Часть 2

Работа профайлера — одна из немногих вещей, что навевала Дэвиду иллюзию контроля собственной жизни. Стезя, в которой он был уверен целиком и полностью до тех пор, пока сам не позволял себе разувериться. Постоянная переменная, которая не исчезала в тумане даже тогда, когда кроме неё ничего не оставалось вокруг.

Он всегда видел то, что не должен был увидеть, и никогда не ошибался — не просто знал, когда люди лгут, а видел, как они это делают и что за этим стоит. И речь шла далеко не только о микро-эмоциях, ширине зрачка или подергивания конечностей, нет.

Дэвид видел больше, много больше, как причудливое насекомое, способное разобрать сотни оттенков цвета, не доступных человеческому глазу.

Абсолютная эмпатия без погружения, но с обнаружением — совершенная система, сочетающая в себе отточенную аналитическую и интуитивную составляющую.
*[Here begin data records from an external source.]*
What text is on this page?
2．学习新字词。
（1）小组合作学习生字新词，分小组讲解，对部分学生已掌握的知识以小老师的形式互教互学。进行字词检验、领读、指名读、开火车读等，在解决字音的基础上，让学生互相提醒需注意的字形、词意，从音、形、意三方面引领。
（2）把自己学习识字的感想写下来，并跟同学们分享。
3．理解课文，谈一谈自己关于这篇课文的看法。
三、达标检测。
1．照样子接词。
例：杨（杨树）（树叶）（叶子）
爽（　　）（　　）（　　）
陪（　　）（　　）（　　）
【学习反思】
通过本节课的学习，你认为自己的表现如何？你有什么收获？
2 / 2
И за это он должен был быть благодарен своим родителям, вынуждающим ребенка подмечать те знаки в лицах и жестах, в словах и реакциях, какие не должен подмечать ни один ребенок. Благодарен за то, что их эмоциональные реакции были столь противоречивыми, столь спонтанными и ранили его каждый раз настолько глубоко, что психика быстро нашла способ попытаться сбежать от этих ран.

Отец казался стабильнее матери, отстраненно-безразличный и не агрессивный, но глубоко внутри пронизанный струнами, каждый раз звучащими по-разному. Иногда он гладил, иногда отталкивал, и Дэвид адаптировался, понимая, когда и как. На нём было учиться тяжелее, чем на матери, но лёгкого пути не существовало вовсе.
Дэвид учился, пытался выжить, замечая за благосклонной улыбкой острую ледяную глыбу, что вопьётся в сердце секунду спустя. Учился подходить к взбешенной матушке, дрожа от страха, но видя, что её гнев вызван болью, которую она попытается компенсировать лаской, если он подойдёт ближе — обнимет сына и будет бормотать что-то невнятное, не вполне понятное для ребёнка его возраста.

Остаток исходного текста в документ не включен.